L’analisi di Iannuzzi incrocia il ruolo delle tensioni interconfessionali tra sciiti e sunniti, nel quale trova un suo spazio il protagonismo di Al Qaeda. Nel volume viene proposto l’itinerario storico del confronto dalle origini dell’islamismo fino alle attuali contrapposte aggregazioni che vedono l’Iran riproporsi quale leader di una coalizione sciita più compatta, più decisamente orientata in funzione anti-israeliana. Il sunnismo emerge, oltre che in chiave di tradizionale rivale dello sciismo, come baluardo delle autocrazie arabe, primariamente preoccupate di allontanare lo spettro di esiziali esplosioni ribellistiche al proprio interno. L’obiettivo della prevenzione e del soffocamento di possibili “primavere” sul proprio territorio cementa le politiche di Arabia Saudita, Emirati Arabi, Kuwait, Bahrein, inducendo nel tradizionale scontro con lo shiismo, a tollerare, contraddittoriamente, da una parte, convergenze tattiche con Al Qaeda e, dall’altra, un ammorbidimento verso Israele nel conflitto con la Palestina.
Le proiezioni verso il futuro occupano l’ultimo capitolo del volume.

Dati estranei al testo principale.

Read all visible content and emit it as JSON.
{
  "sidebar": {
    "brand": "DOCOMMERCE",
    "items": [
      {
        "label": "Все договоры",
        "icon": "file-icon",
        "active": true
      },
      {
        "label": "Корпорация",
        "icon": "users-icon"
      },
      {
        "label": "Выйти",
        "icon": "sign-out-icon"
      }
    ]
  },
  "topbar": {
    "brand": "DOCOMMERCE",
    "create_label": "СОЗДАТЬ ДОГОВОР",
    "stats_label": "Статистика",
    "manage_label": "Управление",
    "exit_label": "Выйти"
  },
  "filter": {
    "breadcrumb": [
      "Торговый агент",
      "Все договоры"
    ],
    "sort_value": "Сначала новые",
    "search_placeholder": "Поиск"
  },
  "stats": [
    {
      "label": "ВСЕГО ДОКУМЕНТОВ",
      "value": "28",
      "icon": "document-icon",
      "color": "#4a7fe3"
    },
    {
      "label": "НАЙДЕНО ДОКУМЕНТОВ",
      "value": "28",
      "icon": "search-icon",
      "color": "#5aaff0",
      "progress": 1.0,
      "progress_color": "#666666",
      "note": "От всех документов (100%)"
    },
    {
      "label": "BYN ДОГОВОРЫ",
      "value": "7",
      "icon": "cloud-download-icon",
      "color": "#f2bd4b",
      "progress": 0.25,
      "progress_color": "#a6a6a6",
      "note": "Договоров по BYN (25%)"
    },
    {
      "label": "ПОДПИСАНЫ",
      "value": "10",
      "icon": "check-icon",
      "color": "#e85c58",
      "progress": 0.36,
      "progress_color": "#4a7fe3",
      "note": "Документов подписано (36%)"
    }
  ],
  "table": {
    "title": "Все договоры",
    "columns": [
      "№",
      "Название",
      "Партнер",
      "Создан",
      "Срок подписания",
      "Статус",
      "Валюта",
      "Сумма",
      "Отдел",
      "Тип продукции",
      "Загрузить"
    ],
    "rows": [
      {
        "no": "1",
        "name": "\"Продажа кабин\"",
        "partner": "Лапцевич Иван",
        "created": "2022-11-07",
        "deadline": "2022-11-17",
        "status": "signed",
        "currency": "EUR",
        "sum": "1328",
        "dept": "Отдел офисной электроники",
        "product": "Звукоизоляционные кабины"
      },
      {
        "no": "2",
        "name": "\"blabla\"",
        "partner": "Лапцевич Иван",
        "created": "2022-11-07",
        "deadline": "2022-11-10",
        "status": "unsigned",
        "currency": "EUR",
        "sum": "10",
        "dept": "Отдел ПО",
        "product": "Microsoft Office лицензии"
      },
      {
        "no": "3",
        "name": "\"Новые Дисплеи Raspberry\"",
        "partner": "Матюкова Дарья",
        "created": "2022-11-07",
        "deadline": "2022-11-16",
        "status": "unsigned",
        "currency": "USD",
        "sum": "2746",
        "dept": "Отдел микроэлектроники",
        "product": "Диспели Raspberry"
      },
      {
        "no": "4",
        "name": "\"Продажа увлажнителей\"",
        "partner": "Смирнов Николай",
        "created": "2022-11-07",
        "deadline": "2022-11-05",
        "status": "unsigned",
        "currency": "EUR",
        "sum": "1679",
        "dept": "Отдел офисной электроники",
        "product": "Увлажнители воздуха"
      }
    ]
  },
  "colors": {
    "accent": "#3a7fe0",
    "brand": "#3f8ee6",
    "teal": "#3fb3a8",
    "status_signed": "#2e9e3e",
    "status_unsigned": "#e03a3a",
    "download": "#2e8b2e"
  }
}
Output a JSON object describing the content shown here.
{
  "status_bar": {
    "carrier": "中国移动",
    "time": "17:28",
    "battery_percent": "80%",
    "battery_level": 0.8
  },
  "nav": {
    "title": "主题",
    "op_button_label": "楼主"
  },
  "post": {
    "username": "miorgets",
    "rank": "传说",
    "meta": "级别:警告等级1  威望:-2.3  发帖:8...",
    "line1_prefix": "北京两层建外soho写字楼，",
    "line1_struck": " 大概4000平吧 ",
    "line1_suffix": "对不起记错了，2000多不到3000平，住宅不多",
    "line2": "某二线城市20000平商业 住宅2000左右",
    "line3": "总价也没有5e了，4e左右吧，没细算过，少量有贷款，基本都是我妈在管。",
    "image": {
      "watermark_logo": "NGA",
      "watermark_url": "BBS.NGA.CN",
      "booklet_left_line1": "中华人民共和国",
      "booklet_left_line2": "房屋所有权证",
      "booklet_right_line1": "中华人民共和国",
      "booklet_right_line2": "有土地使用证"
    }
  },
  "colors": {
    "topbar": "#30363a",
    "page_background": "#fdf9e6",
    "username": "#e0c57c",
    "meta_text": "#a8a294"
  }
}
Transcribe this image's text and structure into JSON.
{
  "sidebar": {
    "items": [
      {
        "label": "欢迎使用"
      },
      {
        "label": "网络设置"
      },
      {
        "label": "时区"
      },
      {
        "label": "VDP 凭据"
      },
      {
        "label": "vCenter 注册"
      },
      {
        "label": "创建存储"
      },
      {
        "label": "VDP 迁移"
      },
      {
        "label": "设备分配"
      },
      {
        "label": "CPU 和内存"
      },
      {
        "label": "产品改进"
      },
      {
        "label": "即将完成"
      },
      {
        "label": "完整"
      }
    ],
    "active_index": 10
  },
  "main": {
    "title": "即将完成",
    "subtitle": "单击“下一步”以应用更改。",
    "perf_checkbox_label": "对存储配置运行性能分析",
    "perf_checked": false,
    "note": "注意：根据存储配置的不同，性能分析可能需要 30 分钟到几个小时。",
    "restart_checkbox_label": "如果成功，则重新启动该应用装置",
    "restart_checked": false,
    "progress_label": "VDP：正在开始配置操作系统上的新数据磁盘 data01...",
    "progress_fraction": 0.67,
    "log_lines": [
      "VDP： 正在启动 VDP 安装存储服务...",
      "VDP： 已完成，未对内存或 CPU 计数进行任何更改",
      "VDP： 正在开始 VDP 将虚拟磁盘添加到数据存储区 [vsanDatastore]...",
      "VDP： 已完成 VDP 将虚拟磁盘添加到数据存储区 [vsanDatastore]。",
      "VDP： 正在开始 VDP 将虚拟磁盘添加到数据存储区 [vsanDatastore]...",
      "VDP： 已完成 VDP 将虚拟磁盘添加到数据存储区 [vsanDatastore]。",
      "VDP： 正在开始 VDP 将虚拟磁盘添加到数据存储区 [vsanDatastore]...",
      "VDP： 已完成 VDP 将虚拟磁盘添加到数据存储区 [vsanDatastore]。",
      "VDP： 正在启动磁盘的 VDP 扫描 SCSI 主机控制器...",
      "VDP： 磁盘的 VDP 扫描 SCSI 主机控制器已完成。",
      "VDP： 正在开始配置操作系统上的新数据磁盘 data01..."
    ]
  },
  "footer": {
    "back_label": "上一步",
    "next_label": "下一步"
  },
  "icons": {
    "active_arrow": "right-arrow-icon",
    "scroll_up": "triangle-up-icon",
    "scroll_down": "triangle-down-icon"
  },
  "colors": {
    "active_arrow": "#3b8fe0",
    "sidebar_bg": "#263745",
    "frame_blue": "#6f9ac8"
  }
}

La prognosi è allarmante: “Il tramonto dell’attuale mondo unipolare rischia di avvenire in un panorama di accresciuti contrasti internazionali e nel contesto di una grave mancanza di governance globale“. Il mondo è carente di antidoti per combattere i tanti fattori di crisi che si abbattono sul pianeta, e con più virulenza nel più ristretto ambito mediorientale. “Le drammatiche trasformazioni politiche in atto nella regione appaiono però senza precedenti e sono candidate ad avere ripercussioni globali”. La chiusura è una sollecitazione a una responsabilità globale che si mobiliti senza sottovalutare l’immensità del compito ma anche dei danni che la crisi mediorientale, in caso di fallimento, può provocare a tutta la comunità internazionale.